I have a cypher query:

MATCH (x:My_Label)
where x.DateProperty.epochMillis <= 1679443200000
RETURN count(x)
  • There are approximately 7M nodes in my DB.
  • My_Label refers to approximately 500k nodes.
  • Of the 500k nodes, about 45k match the where clause.
  • The query takes about 10 seconds to run from cold and about 4 seconds on reruns.
  • The query planner shows 500k db hits for stage 1 of the query (NodeByLabelScan), but then shows 28M db hits for stage 2 (Filter).
  • The server has 128gb of RAM and only runs Neo.
  • The server is not under any particular load.
  • Each node has a few small properties on it.

So here are my questions:

  1. With all that free RAM, I'd expect the initial result set of 500k nodes to be loaded into memory. Is this the case? If not, why not?
  2. Why are we seeing 28M db hits for a filter on a single property? If we have a 500k node dataset and we need to compare a property on each of those nodes, surely that's only 1M db hits.

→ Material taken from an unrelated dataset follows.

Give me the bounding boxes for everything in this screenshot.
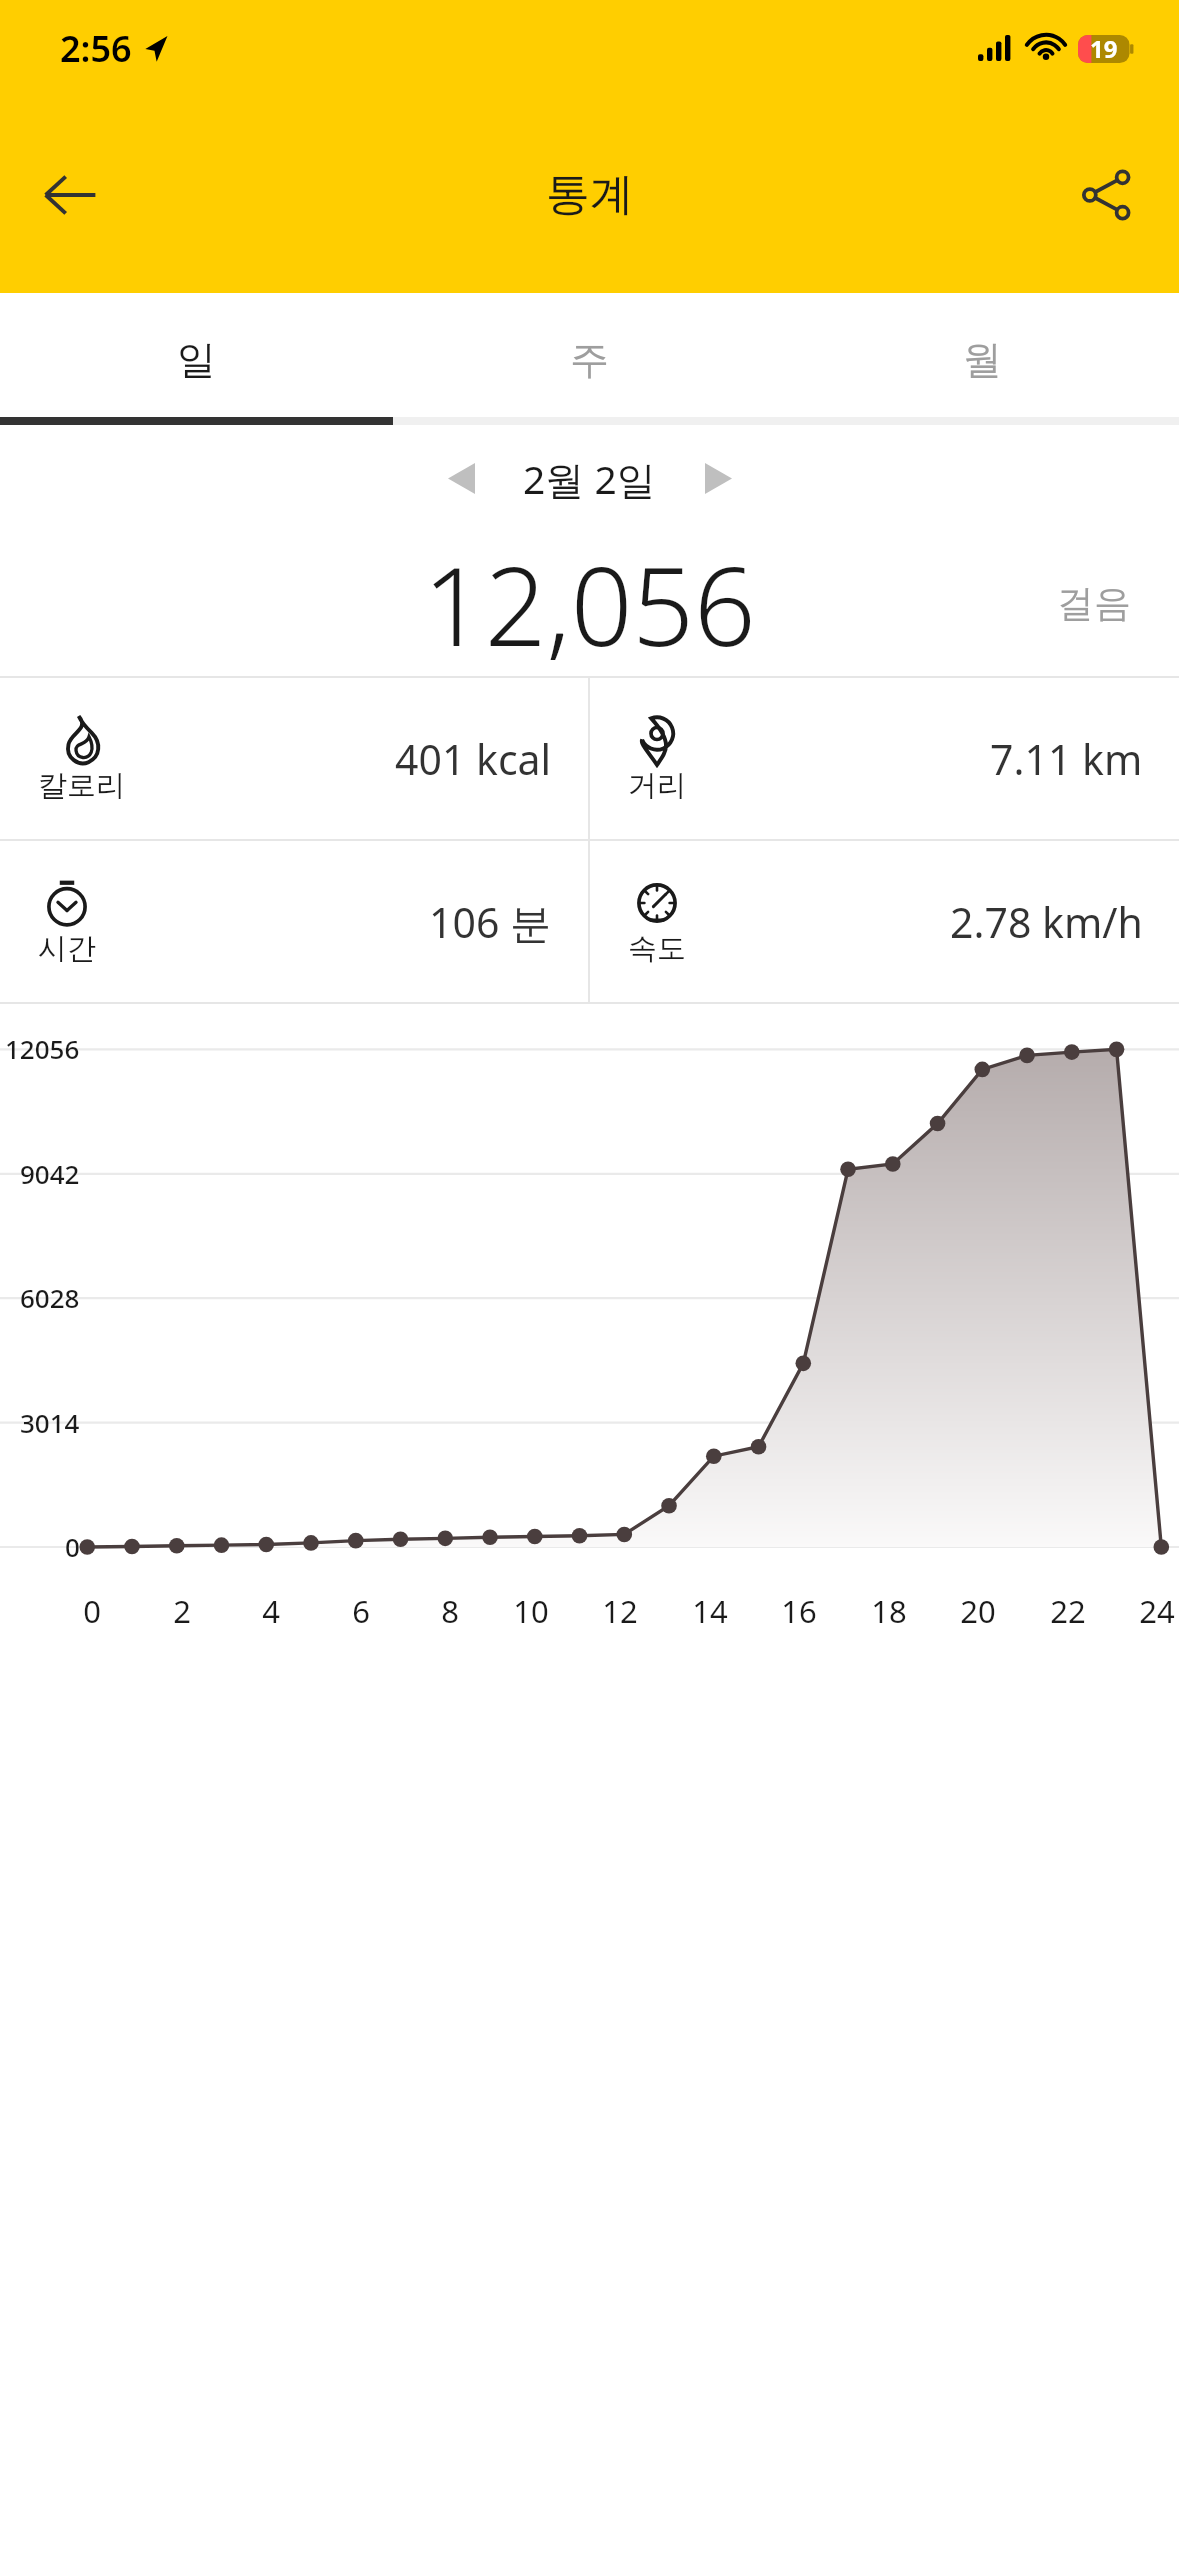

I've redacted and altered a couple of bits of info from the plan, but this is essentially what I'm seeing:

Help plix?

Do you have an index on the date property? That will improve range comparisons on large datasets like this:

CREATE RANGE INDEX FOR (t:My_Label) ON t.DateProperty

Thanks. I'll try this, but I still don't get why I'm seeing circa 30M db hits.